Developing potent inhibitors to contact activation to control BK formation and factor XI activation is important for better management of HAE and may prove useful to inhibit thrombosis on artificial medical surfaces. Is too much inhibition of contact activation and BK formation potentially deleterious? Kgn1−/− mice exist without BK and obvious consequence.
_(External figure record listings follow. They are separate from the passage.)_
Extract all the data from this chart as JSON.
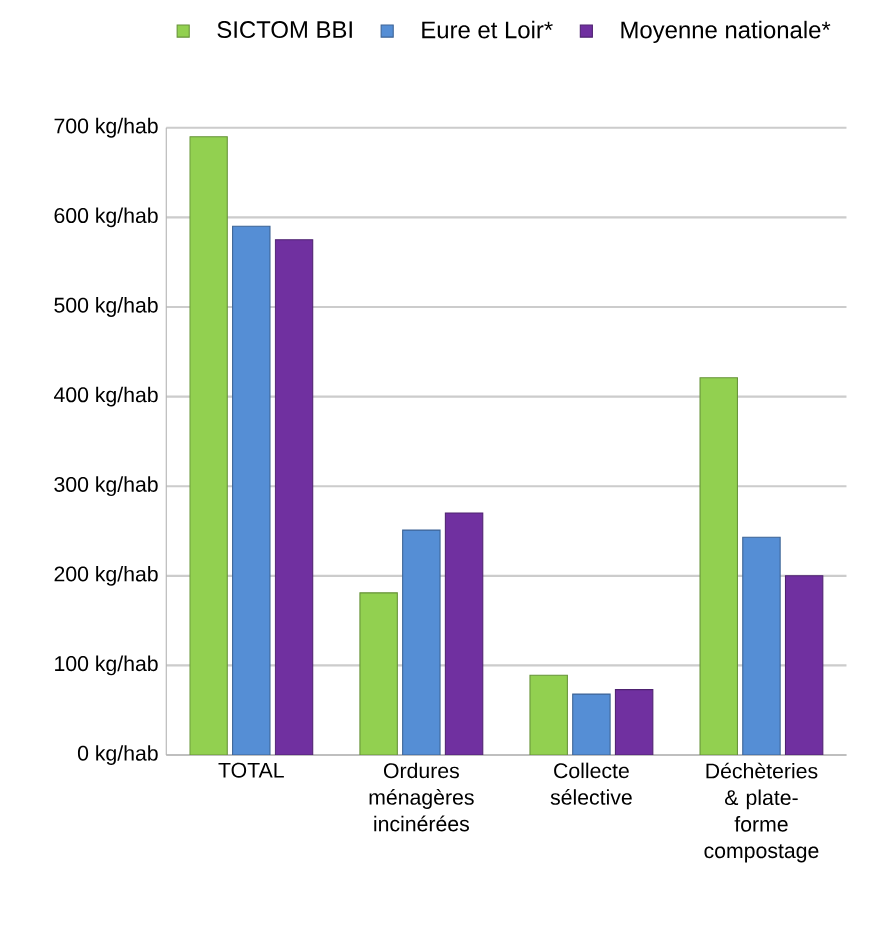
{
  "chart_data": {
    "type": "bar",
    "categories": [
      "TOTAL",
      "Ordures ménagères incinérées",
      "Collecte sélective",
      "Déchèteries & plate-forme compostage"
    ],
    "series": [
      {
        "name": "SICTOM BBI",
        "color": "#92d050",
        "values": [
          690,
          181,
          89,
          421
        ]
      },
      {
        "name": "Eure et Loir*",
        "color": "#558ed5",
        "values": [
          590,
          251,
          68,
          243
        ]
      },
      {
        "name": "Moyenne nationale*",
        "color": "#7030a0",
        "values": [
          575,
          270,
          73,
          200
        ]
      }
    ],
    "ylim": [
      0,
      700
    ],
    "yticks": [
      {
        "value": 0,
        "label": "0 kg/hab"
      },
      {
        "value": 100,
        "label": "100 kg/hab"
      },
      {
        "value": 200,
        "label": "200 kg/hab"
      },
      {
        "value": 300,
        "label": "300 kg/hab"
      },
      {
        "value": 400,
        "label": "400 kg/hab"
      },
      {
        "value": 500,
        "label": "500 kg/hab"
      },
      {
        "value": 600,
        "label": "600 kg/hab"
      },
      {
        "value": 700,
        "label": "700 kg/hab"
      }
    ],
    "grid": "y",
    "legend": "top"
  }
}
The clinical use of α1AT-SMTR/V and α1AT-SLLR/V inhibitors may induce the mild medical hemophilia C (FXIa inhibition), a mild bleeding disorder. This activity may be useful for contact activation-induced thrombosis prevention.
The 2 articles highlighted here show the novelty and diversity of therapeutic development in the areas of hemostasis and contact activation. It is exciting to observe how simple amino acid substitutions make a serpin elastase inhibitor (α1AT) into a potent antithrombin, activated protein C inhibitor, or anti-PKa/FXIIa inhibitor.2,4,11 It is important to learn that downregulation of PN-1 alone improves thrombin generation.
Conflict-of-interest disclosure: A.H.S. declares no competing financial interests.